Slowly, I moved closer to Lara. I was Shadow among the shadows. I found again. I recognized, in the darkness, that suffering. That trace of that blade, broken, visible and lodged in her chest. Her red lipstick was the sun of that room, she was inevitably lost in her music. In her blond hair, the glow of that sun that has known the madness of angels and the cruelty of deserts. Even condemned souls can still shine, and beauty, when it chooses a face, turns it into destiny.
- What’s Not There - Suddenly she locks eyes with me from the console, and smiling, sings Show Time to me.
[Chorus]
Show time!
Show time!
She whispers
Show time!
Bubbles when the undress
And the sound rushed to the vein
Now she was
Out at the undress
She had nothing on underneath
[Chorus]
Show time!
Show time!
Dancing or trembling as if in a carnival haunted by a sandstorm, Safari is the soundtrack of this perdition. First, distrust yourself, distrust your certainties. Water your doubts. That’s Where the Sin Is will then whisper to you with the voice of a serpent that knows the taste of the first sin. In this personal musical extension of Patrick Miller’s nervous system, leader of Minimal Man, we are on the boundary line, post punk that brushes against minimal wave and grazes darkwave. Ambiguity that reflects Miller himself, a marginal, self-destructive artist, marked by heavy drug use and a biography that would end tragically with his death from complications related to hepatitis C in 2003; but it was exactly this marginality that allowed him to build an authentic language, far from trends and fashions, as distant from theatrical goth as from pure industrial noise. Sick but True.
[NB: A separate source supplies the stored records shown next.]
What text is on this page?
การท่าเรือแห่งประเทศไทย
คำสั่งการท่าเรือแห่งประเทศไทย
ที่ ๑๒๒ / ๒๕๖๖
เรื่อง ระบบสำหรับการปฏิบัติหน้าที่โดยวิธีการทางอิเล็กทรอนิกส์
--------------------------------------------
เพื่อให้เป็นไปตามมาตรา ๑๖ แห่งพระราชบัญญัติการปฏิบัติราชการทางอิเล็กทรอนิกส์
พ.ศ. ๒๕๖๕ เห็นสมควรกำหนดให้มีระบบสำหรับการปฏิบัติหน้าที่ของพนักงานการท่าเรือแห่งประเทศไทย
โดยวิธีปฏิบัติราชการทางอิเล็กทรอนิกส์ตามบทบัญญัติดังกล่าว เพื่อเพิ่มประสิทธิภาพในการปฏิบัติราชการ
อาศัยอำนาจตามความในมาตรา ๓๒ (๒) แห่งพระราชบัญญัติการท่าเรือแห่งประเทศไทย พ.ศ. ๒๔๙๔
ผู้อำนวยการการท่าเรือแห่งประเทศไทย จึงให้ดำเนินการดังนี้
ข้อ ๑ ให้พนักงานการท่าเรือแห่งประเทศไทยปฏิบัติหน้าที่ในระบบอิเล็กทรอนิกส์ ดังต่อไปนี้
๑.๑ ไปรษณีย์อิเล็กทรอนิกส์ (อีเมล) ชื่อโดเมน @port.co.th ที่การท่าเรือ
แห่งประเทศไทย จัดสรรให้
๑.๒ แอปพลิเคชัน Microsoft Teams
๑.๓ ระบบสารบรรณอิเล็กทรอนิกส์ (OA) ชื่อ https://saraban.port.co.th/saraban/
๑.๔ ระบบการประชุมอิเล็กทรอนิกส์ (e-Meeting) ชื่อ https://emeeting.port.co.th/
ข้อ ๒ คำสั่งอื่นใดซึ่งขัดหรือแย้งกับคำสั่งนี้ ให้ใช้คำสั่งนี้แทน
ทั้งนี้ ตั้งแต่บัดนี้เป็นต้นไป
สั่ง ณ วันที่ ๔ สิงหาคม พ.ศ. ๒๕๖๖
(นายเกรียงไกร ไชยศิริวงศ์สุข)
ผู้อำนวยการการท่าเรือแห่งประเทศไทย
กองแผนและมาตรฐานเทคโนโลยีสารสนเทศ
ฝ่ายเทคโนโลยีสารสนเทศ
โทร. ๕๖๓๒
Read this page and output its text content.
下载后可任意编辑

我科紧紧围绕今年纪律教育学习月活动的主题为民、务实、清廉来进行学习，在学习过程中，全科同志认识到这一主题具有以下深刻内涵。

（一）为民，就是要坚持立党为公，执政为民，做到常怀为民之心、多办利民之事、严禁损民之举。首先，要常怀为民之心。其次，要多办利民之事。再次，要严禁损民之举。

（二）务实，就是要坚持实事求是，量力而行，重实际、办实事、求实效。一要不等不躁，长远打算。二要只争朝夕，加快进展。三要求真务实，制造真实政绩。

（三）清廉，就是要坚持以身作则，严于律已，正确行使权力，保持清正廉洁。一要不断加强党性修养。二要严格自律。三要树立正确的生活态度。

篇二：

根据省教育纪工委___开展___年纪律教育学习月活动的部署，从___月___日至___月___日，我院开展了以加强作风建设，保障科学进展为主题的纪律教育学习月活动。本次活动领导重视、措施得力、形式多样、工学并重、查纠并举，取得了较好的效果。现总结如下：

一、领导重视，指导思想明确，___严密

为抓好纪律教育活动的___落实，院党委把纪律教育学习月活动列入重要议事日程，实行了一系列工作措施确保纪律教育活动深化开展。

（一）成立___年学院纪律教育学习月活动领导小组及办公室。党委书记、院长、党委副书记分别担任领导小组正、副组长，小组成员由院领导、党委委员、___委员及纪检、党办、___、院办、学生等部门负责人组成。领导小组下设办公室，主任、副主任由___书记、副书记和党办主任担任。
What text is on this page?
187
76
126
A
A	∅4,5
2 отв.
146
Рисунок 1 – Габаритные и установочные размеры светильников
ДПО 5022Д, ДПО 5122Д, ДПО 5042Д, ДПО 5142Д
And how can I forget Lara’s last smile: me, in the idiocy of the moment, just thanking her at the end of the party for introducing me to this artist. The Gift of Conciseness. Her flowing blond hair, on the other hand, leaving the scene forever, she, wrapped in an embrace with one of her friends, moving further and further away, becoming only a light stroke...just a dot. Show Time.